El mono gigante no poseía la inteligencia suficiente para darse cuenta de la debilidad de Kang-Woo.
‘Y una cosa más…’
«Tú», llamó Kang-Woo mientras miraba al mono con los ojos profundamente hundidos. «A ti también te arrastró hasta aquí ese maldito león dorado, ¿verdad?».
El mono gigante y los otros monos más pequeños que mataban a la gente en el jardín nunca habían sido subordinados de Akart: no eran más que una de las innumerables víctimas cautivas del Wikiholic, como los Jugadores y los hombres lobo.
– Sólo aquellos que han comprendido la verdad del Gran Akart pueden abandonar este templo.
Kang-Woo recordó las palabras escritas en la fuente que vieron cuando llegaron por primera vez al jardín. El mono dorado estaba en una loca búsqueda de la verdad y atacaba sin piedad a cualquiera que perturbara su persecución.
«Porque tú tampoco has encontrado la forma de salir de este maldito lugar».
[A-Aaaahh.] El mono dorado se retorcía y giraba en agonía. Gritaba enloquecido: [¡No, no, NOOOOOOOOOO! ¡¡No estoy atrapado!! ¡El Grande me ha otorgado el conocimiento! ¡El Grande me ha bendecido! ¡¡¡Sólo los iluminados por la verdad pueden romper ese muro dorado y ganarse el derecho a volver a su lado!!!]
El mono dorado señaló al muro dorado contra el que antes había estrellado repetidamente su cabeza.
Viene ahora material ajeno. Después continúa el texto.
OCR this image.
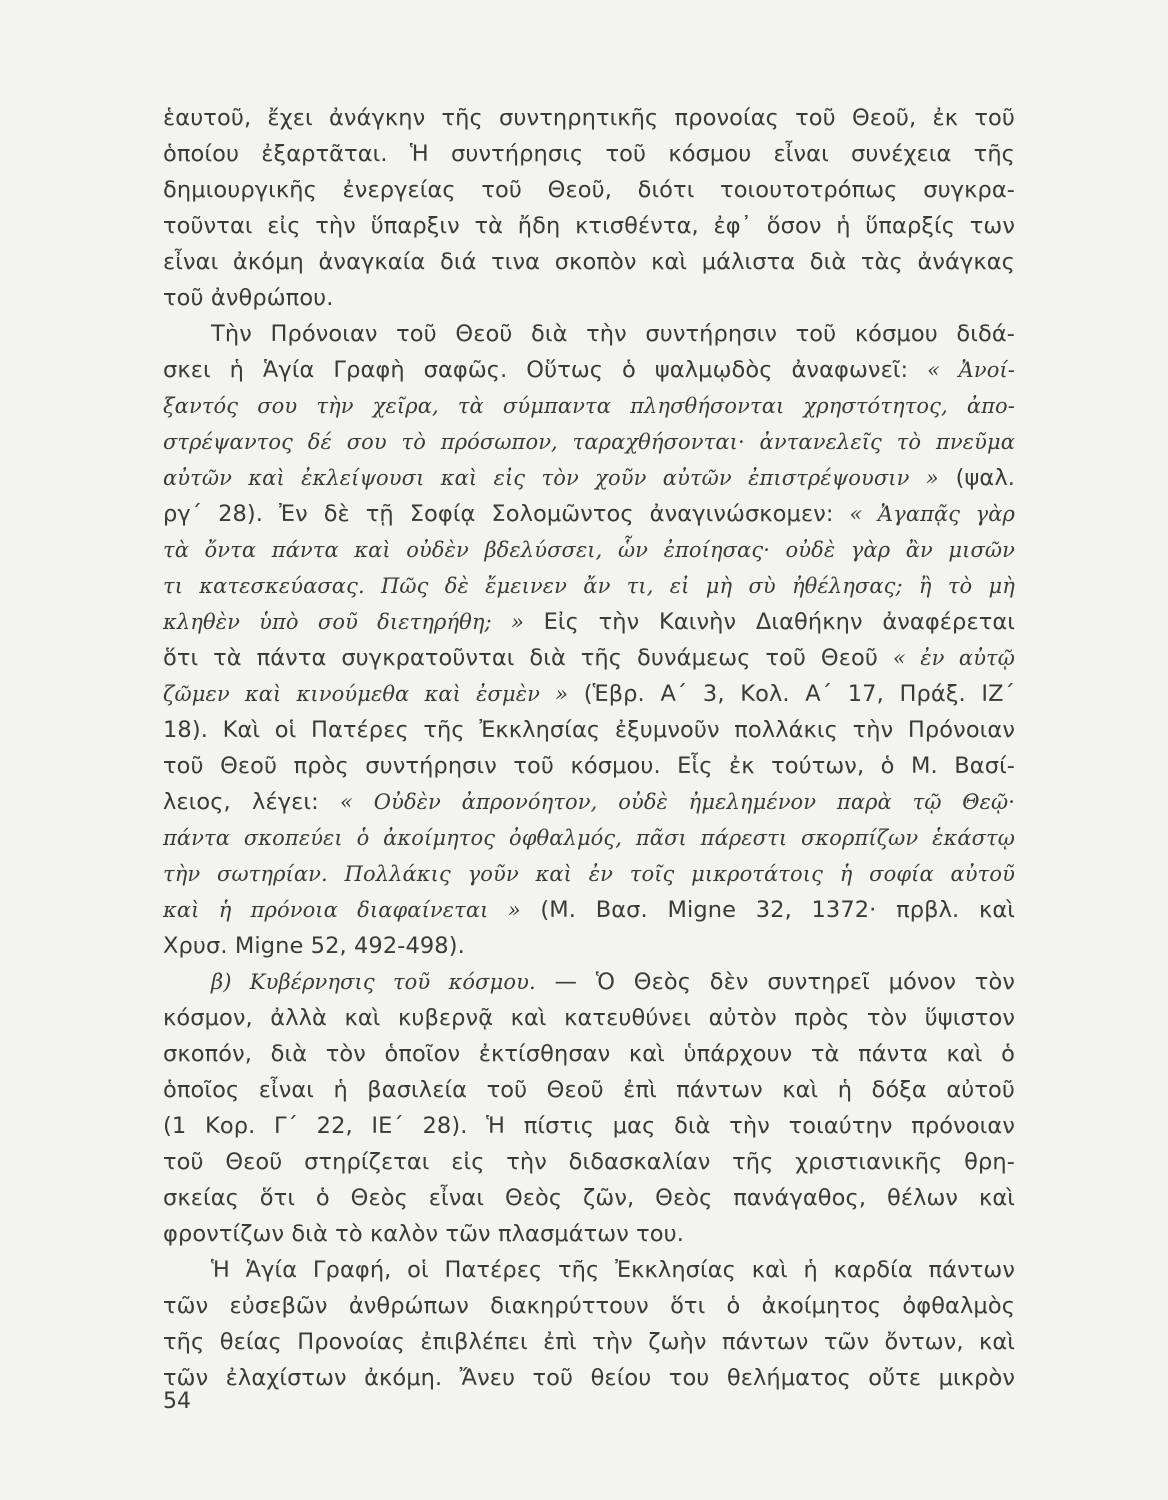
ἑαυτοῦ, ἔχει ἀνάγκην τῆς συντηρητικῆς προνοίας τοῦ Θεοῦ, ἐκ τοῦ
ὁποίου ἐξαρτᾶται. Ἡ συντήρησις τοῦ κόσμου εἶναι συνέχεια τῆς
δημιουργικῆς ἐνεργείας τοῦ Θεοῦ, διότι τοιουτοτρόπως συγκρα-
τοῦνται εἰς τὴν ὕπαρξιν τὰ ἤδη κτισθέντα, ἐφ᾿ ὅσον ἡ ὕπαρξίς των
εἶναι ἀκόμη ἀναγκαία διά τινα σκοπὸν καὶ μάλιστα διὰ τὰς ἀνάγκας
τοῦ ἀνθρώπου.
Τὴν Πρόνοιαν τοῦ Θεοῦ διὰ τὴν συντήρησιν τοῦ κόσμου διδά-
σκει ἡ Ἁγία Γραφὴ σαφῶς. Οὕτως ὁ ψαλμῳδὸς ἀναφωνεῖ: « Ἀνοί-
ξαντός σου τὴν χεῖρα, τὰ σύμπαντα πλησθήσονται χρηστότητος, ἀπο-
στρέψαντος δέ σου τὸ πρόσωπον, ταραχθήσονται· ἀντανελεῖς τὸ πνεῦμα
αὐτῶν καὶ ἐκλείψουσι καὶ εἰς τὸν χοῦν αὐτῶν ἐπιστρέψουσιν » (ψαλ.
ργ΄ 28). Ἐν δὲ τῇ Σοφίᾳ Σολομῶντος ἀναγινώσκομεν: « Ἀγαπᾷς γὰρ
τὰ ὄντα πάντα καὶ οὐδὲν βδελύσσει, ὧν ἐποίησας· οὐδὲ γὰρ ἂν μισῶν
τι κατεσκεύασας. Πῶς δὲ ἔμεινεν ἄν τι, εἰ μὴ σὺ ἠθέλησας; ἢ τὸ μὴ
κληθὲν ὑπὸ σοῦ διετηρήθη; » Εἰς τὴν Καινὴν Διαθήκην ἀναφέρεται
ὅτι τὰ πάντα συγκρατοῦνται διὰ τῆς δυνάμεως τοῦ Θεοῦ « ἐν αὐτῷ
ζῶμεν καὶ κινούμεθα καὶ ἐσμὲν » (Ἑβρ. Α΄ 3, Κολ. Α΄ 17, Πράξ. ΙΖ΄
18). Καὶ οἱ Πατέρες τῆς Ἐκκλησίας ἐξυμνοῦν πολλάκις τὴν Πρόνοιαν
τοῦ Θεοῦ πρὸς συντήρησιν τοῦ κόσμου. Εἷς ἐκ τούτων, ὁ Μ. Βασί-
λειος, λέγει: « Οὐδὲν ἀπρονόητον, οὐδὲ ἠμελημένον παρὰ τῷ Θεῷ·
πάντα σκοπεύει ὁ ἀκοίμητος ὀφθαλμός, πᾶσι πάρεστι σκορπίζων ἑκάστῳ
τὴν σωτηρίαν. Πολλάκις γοῦν καὶ ἐν τοῖς μικροτάτοις ἡ σοφία αὐτοῦ
καὶ ἡ πρόνοια διαφαίνεται » (Μ. Βασ. Migne 32, 1372· πρβλ. καὶ
Χρυσ. Migne 52, 492-498).
β) Κυβέρνησις τοῦ κόσμου. — Ὁ Θεὸς δὲν συντηρεῖ μόνον τὸν
κόσμον, ἀλλὰ καὶ κυβερνᾷ καὶ κατευθύνει αὐτὸν πρὸς τὸν ὕψιστον
σκοπόν, διὰ τὸν ὁποῖον ἐκτίσθησαν καὶ ὑπάρχουν τὰ πάντα καὶ ὁ
ὁποῖος εἶναι ἡ βασιλεία τοῦ Θεοῦ ἐπὶ πάντων καὶ ἡ δόξα αὐτοῦ
(1 Κορ. Γ΄ 22, ΙΕ΄ 28). Ἡ πίστις μας διὰ τὴν τοιαύτην πρόνοιαν
τοῦ Θεοῦ στηρίζεται εἰς τὴν διδασκαλίαν τῆς χριστιανικῆς θρη-
σκείας ὅτι ὁ Θεὸς εἶναι Θεὸς ζῶν, Θεὸς πανάγαθος, θέλων καὶ
φροντίζων διὰ τὸ καλὸν τῶν πλασμάτων του.
Ἡ Ἁγία Γραφή, οἱ Πατέρες τῆς Ἐκκλησίας καὶ ἡ καρδία πάντων
τῶν εὐσεβῶν ἀνθρώπων διακηρύττουν ὅτι ὁ ἀκοίμητος ὀφθαλμὸς
τῆς θείας Προνοίας ἐπιβλέπει ἐπὶ τὴν ζωὴν πάντων τῶν ὄντων, καὶ
τῶν ἐλαχίστων ἀκόμη. Ἄνευ τοῦ θείου του θελήματος οὔτε μικρὸν
54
En la pared de oro resplandeciente había un intrincado diseño grabado de una balanza.
[¡Por eso, por eso, por eso, por eso, por eso, por eso!]
El mono dorado se arañó la cara con sus afiladas garras, la sangre brotaba de los arañazos como una fuente.
[¡¡¡POR ESO HE ESTADO SOPORTANDO SU MISIÓN DE PERSECUCIÓN DURANTE TODO ESTE TIEMPO!!!]
«Eso es lo que llamamos estar atrapado, imbécil», mencionó Kang-Woo con el ceño fruncido.
[El mono dorado derramó lágrimas de sangre. [Te lo ruego, concede a Rajang la verdad, la verdad, la verdad, la verdad, la verdad, la verdad, la verdad, la verdad, la verdad, la verdad, la verdad, la verdad, la verdad, la verdad, la verdad, la verdad, la verdad, la verdad, ¡¡¡TRUUUUUUUUUUUU!!!]
El mono dorado rugió… no, ya no era un rugido. No era más que un grito desesperado de una víctima atrapada en esta dimensión desconocida durante quién sabe cuánto tiempo.
«¡Ja!», rió Kang-Woo mientras miraba fijamente a Rajang, el desesperado mono dorado.
No sintió mucha simpatía por él; no había necesidad de hacerlo, ya que él también había experimentado lo mismo.
«Dudo que tus padres consiguieran encontrar la respuesta tampoco, así que ¿para qué molestarse siquiera en intentarlo, imbécil?». Kang-Woo hizo un gesto con el dedo índice para que el mono se acercara a él. «Cierra el pico y tráelo de una vez».
¡¡¡Boom!!!
Rajang dio un agresivo pisotón en el suelo.